Pakistani schools ban Malala's book due to 'anti-Pakistan and anti-Islam content'
ISLAMABAD - Agence France-Presse
Malala Yousafzai, the Pakistani girl shot by the Taliban after campaigning for girls' education, attends the first Global Citizenship Commission, at the University of Edinburgh in Scotland on Oct. 19. AFP photoPakistani private schools have been barred from buying a book written by global education icon Malala Yousafzai due to its "anti-Pakistan and anti-Islam content", a top official said Nov. 10.
"Yes we have banned Malala's book because it carries the content which is against our country's ideology and Islamic values," Kashif Mirza, chief of All Pakistan Private Schools Federation, told AFP.
"We are not against Malala. She is our daughter and she is herself confused about her book and her father has asked the publisher to remove the paragraphs about Salman Rushdie and write Peace Be Upon Him after the name of our Holy Prophet," Mirza said.

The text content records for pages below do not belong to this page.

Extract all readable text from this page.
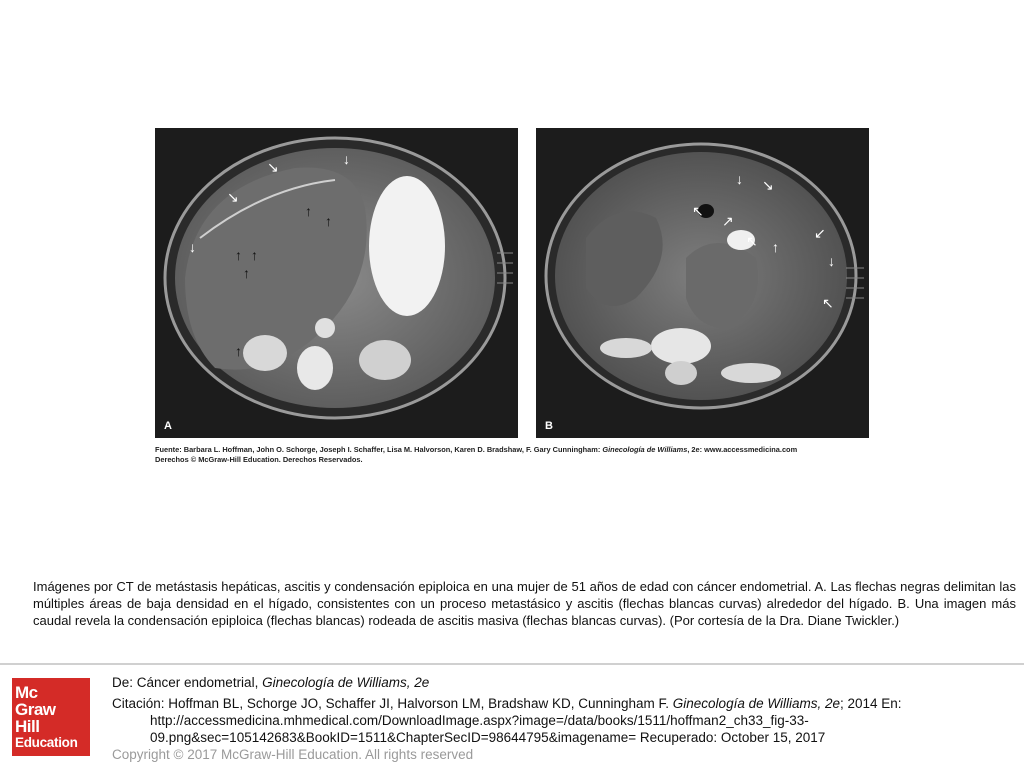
↑
↑
↑ ↑
↑
↑
↘	↓
↘
↓
A
↖
↗
↖ ↑
↓ ↘
↙
↓
↖
B
Fuente: Barbara L. Hoffman, John O. Schorge, Joseph I. Schaffer, Lisa M. Halvorson, Karen D. Bradshaw, F. Gary Cunningham: Ginecología de Williams, 2e: www.accessmedicina.com
Derechos © McGraw-Hill Education. Derechos Reservados.
Imágenes por CT de metástasis hepáticas, ascitis y condensación epiploica en una mujer de 51 años de edad con cáncer endometrial. A. Las flechas negras delimitan las múltiples áreas de baja densidad en el hígado, consistentes con un proceso metastásico y ascitis (flechas blancas curvas) alrededor del hígado. B. Una imagen más caudal revela la condensación epiploica (flechas blancas) rodeada de ascitis masiva (flechas blancas curvas). (Por cortesía de la Dra. Diane Twickler.)
Mc
Graw
Hill
Education
De: Cáncer endometrial, Ginecología de Williams, 2e
Citación: Hoffman BL, Schorge JO, Schaffer JI, Halvorson LM, Bradshaw KD, Cunningham F. Ginecología de Williams, 2e; 2014 En:
http://accessmedicina.mhmedical.com/DownloadImage.aspx?image=/data/books/1511/hoffman2_ch33_fig-33-
09.png&sec=105142683&BookID=1511&ChapterSecID=98644795&imagename= Recuperado: October 15, 2017
Copyright © 2017 McGraw-Hill Education. All rights reserved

British novelist Rushdie became the target of an Iranian fatwa, or religious edict, calling for his murder for allegedly blaspheming Islam and the Prophet Mohammed in his book "The Satanic Verses."
Blasphemy is a sensitive issue in Pakistan also, where it carries the death penalty.
Mirza said that that some 152,000 private schools across Pakistan stood in solidarity with Malala after she was shot by the Taliban in northwestern Swat valley last year, but the views she had expressed in her autobiography were not "acceptable".
"No school will buy 'I am Malala' for its library or any other co-curricular activity on the campus," Mirza said.
He denied any threat or pressure by any militant group on his federation to ban the book. Taliban militants had threatened to attack Pakistani book shops selling Malala's book.
Co-written with British journalist Christina Lamb, "I Am Malala: The Girl Who Stood Up for Education and was Shot by the Taliban" tells of the 16-year-old's terror as two gunmen boarded her school bus on October 9, 2012 and shot her in the head.
The book describes Malala's life under the Taliban's brutal rule in northwest Pakistan's Swat valley in the mid-2000s, hints at her ambition to enter Pakistani politics, and even describes her father's brief flirtation with Islamic fundamentalism as a youngster.
The book also depicts public floggings by the Taliban, their ban on television, dancing and music, and the family's decision to flee Swat along with nearly one million others in 2009 amid heavy fighting between the militants and Pakistani troops.
Yousafzai last month hit back at claims that she has become a figure of the West, insisting she was proud to be a Pakistani.